Social Security: Claimants Debate
Full Debate: Read Full DebateLord Kirkwood of Kirkhope
Main Page: Lord Kirkwood of Kirkhope (Liberal Democrat - Life peer)Department Debates - View all Lord Kirkwood of Kirkhope's debates with the Department for Work and Pensions
(8 years, 2 months ago)
Lords ChamberI congratulate the right reverend Prelate the Bishop of Newcastle on her first question. I hope they will not all be as painful in future as this one. I cannot make that commitment. As is said in the report, the reality is that sanctions work. There is a lot of external evidence of sanctions having a substantial impact on employment uptake, whether you are looking at the evidence from Switzerland, the Netherlands, Denmark or Germany. Our own survey shows that people on both JSA and ESA are more likely to accept the rules of the system with the sanction system behind it.
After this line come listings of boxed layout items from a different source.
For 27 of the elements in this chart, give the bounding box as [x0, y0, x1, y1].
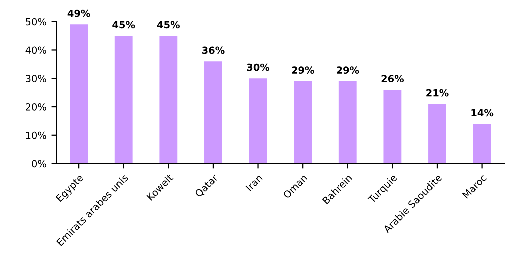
bar: [204, 62, 222, 164]
bar: [428, 104, 446, 164]
y-tick-label: 20%: [26, 103, 46, 111]
bar: [384, 90, 402, 164]
y-tick-label: 0%: [32, 160, 46, 168]
data-label: 29%: [337, 66, 360, 74]
data-label: 30%: [247, 64, 270, 72]
bar: [338, 81, 357, 164]
data-label: 36%: [202, 46, 225, 54]
bar: [473, 124, 492, 164]
data-label: 14%: [472, 109, 494, 117]
data-label: 21%: [426, 89, 449, 97]
y-tick-label: 40%: [26, 46, 46, 54]
bar: [249, 78, 268, 164]
data-label: 45%: [157, 21, 180, 29]
y-tick-label: 10%: [26, 132, 46, 140]
bar: [114, 36, 133, 164]
y-tick-label: 30%: [26, 75, 46, 82]
bar: [160, 36, 178, 164]
bar: [294, 81, 312, 164]
bar: [70, 24, 88, 164]
data-label: 49%: [68, 10, 90, 18]
data-label: 26%: [382, 75, 404, 83]
x-tick-label: Iran: [246, 174, 264, 192]
y-tick-label: 50%: [26, 18, 46, 26]
data-label: 29%: [292, 66, 314, 74]
data-label: 45%: [112, 21, 136, 29]
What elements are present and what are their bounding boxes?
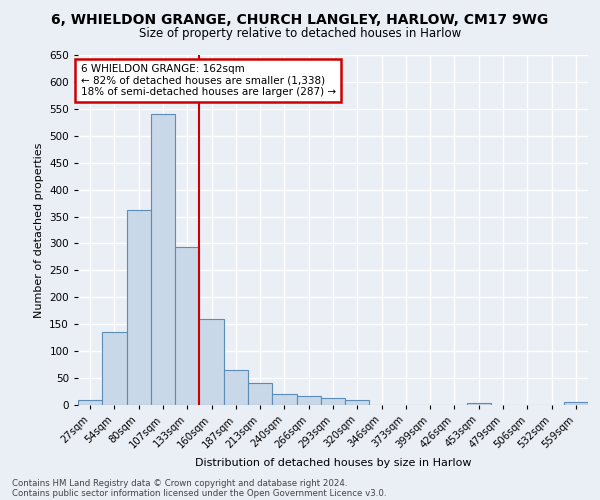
Bar (467, 403, 491, 405)
Bar (345, 400, 370, 405)
Text: Contains public sector information licensed under the Open Government Licence v3: Contains public sector information licen… (12, 488, 386, 498)
Text: Contains HM Land Registry data © Crown copyright and database right 2024.: Contains HM Land Registry data © Crown c… (12, 478, 347, 488)
Y-axis label: Number of detached properties: Number of detached properties (34, 142, 44, 318)
Bar (272, 394, 296, 405)
Bar (175, 247, 199, 405)
Bar (564, 402, 588, 405)
Bar (321, 398, 345, 405)
Text: 6, WHIELDON GRANGE, CHURCH LANGLEY, HARLOW, CM17 9WG: 6, WHIELDON GRANGE, CHURCH LANGLEY, HARL… (52, 12, 548, 26)
Bar (248, 384, 272, 405)
Bar (151, 114, 175, 405)
Text: Size of property relative to detached houses in Harlow: Size of property relative to detached ho… (139, 28, 461, 40)
Bar (127, 210, 151, 405)
Bar (296, 396, 321, 405)
Bar (224, 370, 248, 405)
Bar (102, 332, 127, 405)
X-axis label: Distribution of detached houses by size in Harlow: Distribution of detached houses by size … (195, 458, 471, 468)
Text: 6 WHIELDON GRANGE: 162sqm
← 82% of detached houses are smaller (1,338)
18% of se: 6 WHIELDON GRANGE: 162sqm ← 82% of detac… (80, 64, 335, 97)
Bar (199, 319, 224, 405)
Bar (78, 400, 102, 405)
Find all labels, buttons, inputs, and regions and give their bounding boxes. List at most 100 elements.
My Lords, does the Minister accept that if the National Audit Office is about anything it is about looking for value for money? Will he confirm that one of the important findings of the NAO is that in the fiscal year 2015 there were, for example, DWP sanction benefits savings, so called, just shy of £100 million net of hardship payments? However, the NAO came to the conclusion that the department had done no overall assessment of any kind of the downstream consequential impacts on other public services, so it is impossible to know whether the prosecution of sanctions as currently carried out by the department is effective value for money.
I am in a difficult position because we are about to make our response to the NAO report, which is a formal process, so I do not have that response. Clearly the NAO concentrates on value for money. It wants more evidence and the department will be looking at providing it with some of that evidence in reply.